Closed juraev closed 1 year ago
Hi, @juraev I also met this problem twice. When I use batch_size=16, the code could be terminated in a few iterations. After I change the batch_size to 32, the problem never shows. And if you have trained for >5000 iters, you can retrain the model by loading the saved network weights .pth file with "--resume" in the command line. Hope this can help you.
Thanks @zhangxgu
I will have a try and get back to you :)
Hi, @zhangxgu I met the same problem when I was training models on LVIS dataset.
LVIS+Res50: the training and inference were successful, but terminated at the prediction:
[12/17 21:08:07] d2.evaluation.lvis_evaluation INFO: Evaluating predictions ...
[12/17 21:08:07] d2.evaluation.lvis_evaluation INFO: Evaluating with max detections per image = 300
(this is the end of log.txt)
LVIS+Res101/Swin: the training would freeze after few epochs
May I ask if you have alternative solutions as setting batch_size=32 needs a lot of GPU resources, thank you.
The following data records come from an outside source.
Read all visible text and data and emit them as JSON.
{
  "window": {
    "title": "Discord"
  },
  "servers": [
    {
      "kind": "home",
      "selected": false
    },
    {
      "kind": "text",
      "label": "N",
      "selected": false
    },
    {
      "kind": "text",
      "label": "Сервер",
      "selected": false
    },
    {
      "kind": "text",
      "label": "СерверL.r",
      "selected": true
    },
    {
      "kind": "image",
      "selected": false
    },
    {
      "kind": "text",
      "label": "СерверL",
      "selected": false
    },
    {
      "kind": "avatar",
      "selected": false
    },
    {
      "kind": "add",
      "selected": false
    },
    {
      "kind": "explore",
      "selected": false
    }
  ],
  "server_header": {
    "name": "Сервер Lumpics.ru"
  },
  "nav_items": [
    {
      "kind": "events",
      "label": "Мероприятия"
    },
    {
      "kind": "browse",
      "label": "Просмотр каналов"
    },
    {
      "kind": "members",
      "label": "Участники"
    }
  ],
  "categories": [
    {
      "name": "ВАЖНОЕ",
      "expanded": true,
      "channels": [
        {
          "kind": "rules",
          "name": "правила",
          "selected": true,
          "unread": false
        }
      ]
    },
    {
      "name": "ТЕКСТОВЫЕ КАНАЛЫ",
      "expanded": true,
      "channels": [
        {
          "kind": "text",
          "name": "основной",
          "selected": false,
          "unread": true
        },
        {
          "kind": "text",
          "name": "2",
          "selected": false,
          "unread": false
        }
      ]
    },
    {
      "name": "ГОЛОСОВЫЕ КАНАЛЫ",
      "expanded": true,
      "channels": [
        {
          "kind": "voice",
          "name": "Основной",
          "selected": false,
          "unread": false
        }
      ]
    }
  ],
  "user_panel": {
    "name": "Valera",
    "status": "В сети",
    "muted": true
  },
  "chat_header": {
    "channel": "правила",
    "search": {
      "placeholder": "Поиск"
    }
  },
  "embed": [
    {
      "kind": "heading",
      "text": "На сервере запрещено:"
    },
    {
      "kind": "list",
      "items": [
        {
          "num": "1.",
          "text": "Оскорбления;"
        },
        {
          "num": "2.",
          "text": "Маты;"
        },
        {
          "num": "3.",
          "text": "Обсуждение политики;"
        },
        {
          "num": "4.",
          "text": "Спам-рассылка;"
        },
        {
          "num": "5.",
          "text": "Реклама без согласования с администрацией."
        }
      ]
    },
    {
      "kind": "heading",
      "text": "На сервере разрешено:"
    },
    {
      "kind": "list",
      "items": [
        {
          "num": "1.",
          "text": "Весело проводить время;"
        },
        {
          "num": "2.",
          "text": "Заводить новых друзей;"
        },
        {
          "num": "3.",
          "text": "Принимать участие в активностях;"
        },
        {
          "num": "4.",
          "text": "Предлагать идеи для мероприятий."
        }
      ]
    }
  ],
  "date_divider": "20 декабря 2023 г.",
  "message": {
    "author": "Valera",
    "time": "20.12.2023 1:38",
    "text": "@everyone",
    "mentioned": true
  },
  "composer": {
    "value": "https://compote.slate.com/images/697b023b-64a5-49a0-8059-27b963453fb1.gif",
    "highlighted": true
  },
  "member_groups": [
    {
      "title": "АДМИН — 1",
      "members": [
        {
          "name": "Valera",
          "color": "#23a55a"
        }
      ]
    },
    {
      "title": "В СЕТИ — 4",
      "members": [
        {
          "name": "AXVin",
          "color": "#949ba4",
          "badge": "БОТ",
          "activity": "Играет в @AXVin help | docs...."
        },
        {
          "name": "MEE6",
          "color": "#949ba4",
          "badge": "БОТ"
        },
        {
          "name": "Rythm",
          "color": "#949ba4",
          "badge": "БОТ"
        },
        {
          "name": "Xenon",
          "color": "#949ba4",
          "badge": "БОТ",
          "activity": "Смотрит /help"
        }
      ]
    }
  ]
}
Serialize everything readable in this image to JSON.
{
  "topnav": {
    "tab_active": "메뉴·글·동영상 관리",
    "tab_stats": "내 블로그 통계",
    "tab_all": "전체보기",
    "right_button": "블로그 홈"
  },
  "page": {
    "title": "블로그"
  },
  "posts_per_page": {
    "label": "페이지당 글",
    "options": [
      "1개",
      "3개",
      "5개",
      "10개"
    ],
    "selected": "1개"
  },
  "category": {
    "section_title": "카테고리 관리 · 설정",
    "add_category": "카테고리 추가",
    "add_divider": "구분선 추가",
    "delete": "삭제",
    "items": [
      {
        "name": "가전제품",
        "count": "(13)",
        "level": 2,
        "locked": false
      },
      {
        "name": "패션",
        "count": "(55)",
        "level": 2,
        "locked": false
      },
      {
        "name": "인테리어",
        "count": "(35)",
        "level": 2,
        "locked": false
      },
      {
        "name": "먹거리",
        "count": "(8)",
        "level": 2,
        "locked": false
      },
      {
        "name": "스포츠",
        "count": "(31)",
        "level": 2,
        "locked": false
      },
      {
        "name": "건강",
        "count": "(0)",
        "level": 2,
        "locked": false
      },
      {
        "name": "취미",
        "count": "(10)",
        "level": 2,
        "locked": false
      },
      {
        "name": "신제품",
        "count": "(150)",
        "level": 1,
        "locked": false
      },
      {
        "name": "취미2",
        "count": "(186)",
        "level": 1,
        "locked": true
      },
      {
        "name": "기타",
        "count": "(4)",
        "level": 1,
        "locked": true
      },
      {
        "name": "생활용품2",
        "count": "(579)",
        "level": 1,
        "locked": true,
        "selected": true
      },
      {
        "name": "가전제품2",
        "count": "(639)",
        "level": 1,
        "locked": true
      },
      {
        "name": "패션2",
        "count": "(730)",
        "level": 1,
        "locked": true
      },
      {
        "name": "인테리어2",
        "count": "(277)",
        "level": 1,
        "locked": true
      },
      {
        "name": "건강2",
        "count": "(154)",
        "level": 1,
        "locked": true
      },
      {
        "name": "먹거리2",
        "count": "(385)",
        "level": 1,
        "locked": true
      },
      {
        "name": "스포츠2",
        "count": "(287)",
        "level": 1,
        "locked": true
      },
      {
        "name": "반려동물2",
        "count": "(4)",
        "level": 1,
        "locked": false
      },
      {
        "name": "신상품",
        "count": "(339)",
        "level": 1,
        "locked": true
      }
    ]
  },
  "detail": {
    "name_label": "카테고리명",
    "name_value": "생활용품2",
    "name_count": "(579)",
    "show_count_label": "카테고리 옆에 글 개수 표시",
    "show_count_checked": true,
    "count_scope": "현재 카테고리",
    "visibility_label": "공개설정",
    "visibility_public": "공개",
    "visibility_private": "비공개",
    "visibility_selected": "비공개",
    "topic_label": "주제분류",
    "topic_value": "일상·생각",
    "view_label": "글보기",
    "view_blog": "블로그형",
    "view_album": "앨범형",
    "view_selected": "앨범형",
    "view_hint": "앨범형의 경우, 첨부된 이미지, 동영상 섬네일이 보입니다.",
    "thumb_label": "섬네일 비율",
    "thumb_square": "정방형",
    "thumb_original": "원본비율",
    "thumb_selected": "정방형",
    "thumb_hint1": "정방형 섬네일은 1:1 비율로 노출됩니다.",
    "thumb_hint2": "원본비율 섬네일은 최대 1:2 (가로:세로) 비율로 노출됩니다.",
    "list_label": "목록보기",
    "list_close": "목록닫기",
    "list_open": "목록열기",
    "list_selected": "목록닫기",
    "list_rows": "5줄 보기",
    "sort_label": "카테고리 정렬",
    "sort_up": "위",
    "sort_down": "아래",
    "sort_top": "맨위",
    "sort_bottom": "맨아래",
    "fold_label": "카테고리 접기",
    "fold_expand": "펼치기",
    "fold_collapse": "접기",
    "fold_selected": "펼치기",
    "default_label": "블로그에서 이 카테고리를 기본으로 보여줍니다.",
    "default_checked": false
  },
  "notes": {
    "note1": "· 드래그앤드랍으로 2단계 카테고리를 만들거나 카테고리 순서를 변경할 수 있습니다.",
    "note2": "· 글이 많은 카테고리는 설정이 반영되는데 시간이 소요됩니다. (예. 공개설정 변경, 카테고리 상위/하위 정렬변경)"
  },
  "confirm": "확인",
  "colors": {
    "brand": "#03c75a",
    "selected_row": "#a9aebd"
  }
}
@pinecho I did not meet the first problem before. Maybe you can set the predefined proposals to 300 with"MODEL.DiffusionInst.NUM_PROPOSALS 300" in the inference command line. For the second problem, I use A100 which has 80G memory for bs=32. Alternatively, I think maybe you can change the random seed in dataloaders? I did not try this but in my case, all training freeze problem occurs in the same iteration. Changing the random seed may help this.
@zhangxgu Thanks for your swift reply!
Hello. When I am training on the COCO dataset, the training is freezing after some iterations and getting terminated after reaching some timeout.
How to resolve this issue?